If you’d like to add comments in the override.yml you can preface with a hash like so:
aws_region: us-west-2 # (original was us-east-1)
aws_s3_gateway: http://s3.us-west-2.amazonaws.com/ # (original was null)
aws_s3_no_sign_request: True # (original was false)
bucket_name: nrel-pds-hsds # NREL's HSDS S3 bucket
I just used these three and am able to start HSDS and get output like:
$ hsls /nrel/
nrel_admin folder 2017-08-20 23:46:58 /nrel/
nrel_admin folder 2020-08-12 22:31:43 /nrel/US_wave
nrel_admin folder 2021-02-01 23:42:38 /nrel/building_synthetic_dataset
nrel_admin folder 2021-09-23 23:11:05 /nrel/dsgrid-2018-efs
nrel_admin folder 2019-10-01 16:08:23 /nrel/nsrdb
nrel_admin folder 2020-09-03 16:51:36 /nrel/porotomo
nrel_admin folder 2023-04-21 00:56:35 /nrel/sup3rcc
nrel_admin domain 2023-05-05 17:37:59 /nrel/sup3rcc_conus_mriesm20_ssp585_r1i1p1f1_pressure_2015.h5
nrel_admin folder 2020-08-31 19:36:19 /nrel/umcm
nrel_admin domain 2017-08-21 00:06:29 /nrel/wtk-us.h5
nrel_admin folder 2019-10-01 16:07:38 /nrel/wtk
So, the anonymous S3 access looks to be working.
I’ll put out some updates soon that make it easier to run hsds on the command line (without docker). Stay tuned!
Now that you have HSDS running on your machine, did your sup3r problems get resovled?
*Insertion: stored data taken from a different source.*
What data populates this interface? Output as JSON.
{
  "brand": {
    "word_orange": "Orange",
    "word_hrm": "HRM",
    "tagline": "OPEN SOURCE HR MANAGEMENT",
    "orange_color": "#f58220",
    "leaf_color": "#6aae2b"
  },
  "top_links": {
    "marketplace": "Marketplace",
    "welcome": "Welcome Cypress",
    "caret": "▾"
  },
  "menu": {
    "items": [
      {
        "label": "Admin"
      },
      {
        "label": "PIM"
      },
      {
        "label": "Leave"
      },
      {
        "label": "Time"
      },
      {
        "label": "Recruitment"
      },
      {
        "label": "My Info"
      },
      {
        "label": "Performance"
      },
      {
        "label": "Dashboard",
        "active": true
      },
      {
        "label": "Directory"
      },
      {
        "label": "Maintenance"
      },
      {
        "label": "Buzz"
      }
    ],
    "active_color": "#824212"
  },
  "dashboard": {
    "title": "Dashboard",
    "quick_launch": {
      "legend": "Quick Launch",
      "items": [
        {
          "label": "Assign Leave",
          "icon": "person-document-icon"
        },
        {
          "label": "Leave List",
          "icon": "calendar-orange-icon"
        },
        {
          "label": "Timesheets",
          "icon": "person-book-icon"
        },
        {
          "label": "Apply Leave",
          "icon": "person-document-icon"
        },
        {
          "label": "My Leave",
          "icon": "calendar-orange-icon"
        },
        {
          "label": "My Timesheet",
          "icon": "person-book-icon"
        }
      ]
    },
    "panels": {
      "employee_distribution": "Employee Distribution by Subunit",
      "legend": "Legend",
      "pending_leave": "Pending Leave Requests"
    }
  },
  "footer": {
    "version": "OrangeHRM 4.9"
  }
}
Yes, I got my sup3r problem solved. Once my hsds server was running, I used the following:
hsds_kwargs = {‘endpoint’: ‘http://localhost:5101’,
‘hs_username’: ‘test_user1’,
‘hs_password’: ‘test’
}
Also, in getting the hsds server running, I had to use:
python setup.py install
because pip install hsds did not seem to work for me.
One thing I found in testing the hsds-examples repo, 01_WTK_introduction.ipynb, was that in cell 23 (23rd cell # Fetch full timeseries data for all seven years), it times out…gives a timeout error.
What would cause that? Is there an hsds server setting to solve it?
Thanks!!
I’m in the process of modifying the setup script. Once that’s done, I’ll push to PyPI and verify everything is working.
For running the hsds-examples, i was able to run it (the cell execution took 37 sec), but I was running HSDS on a EC2 instance in the us-west-2 region. Running hsds on a laptop would be problematic in this case. Here’s the issue: to get the seven year time series HSDS needs to read a huge amount of data from S3. If this has to be transmitted across a normal broadband connection (e.g. between the AWS data center and your notebook), there are likely to be issues getting all the data trhough. On the other hand, HSDS running on a EC2 instance (particularly if it’s in the same region as the NREL s3 bucket: us-west-2) will have a very fast connection and there’s no problem.
In this setup, I can run the notebook (I had opened the notebook file in VSCode) on my laptop and access the HSDS instance on EC2 and everything runs fine. The amount of data returned for the actual timeseries is fairly small. It’s the traffic between HSDS and S3 that’s the bottleneck.
If you’d rather not go through the bother of running an EC2 instance, modifying the notebook cell to use a smaller timespan. If a one year interval works, you can download year by year and then concatenate the results.
Please report back on what works or doesn’t work for you!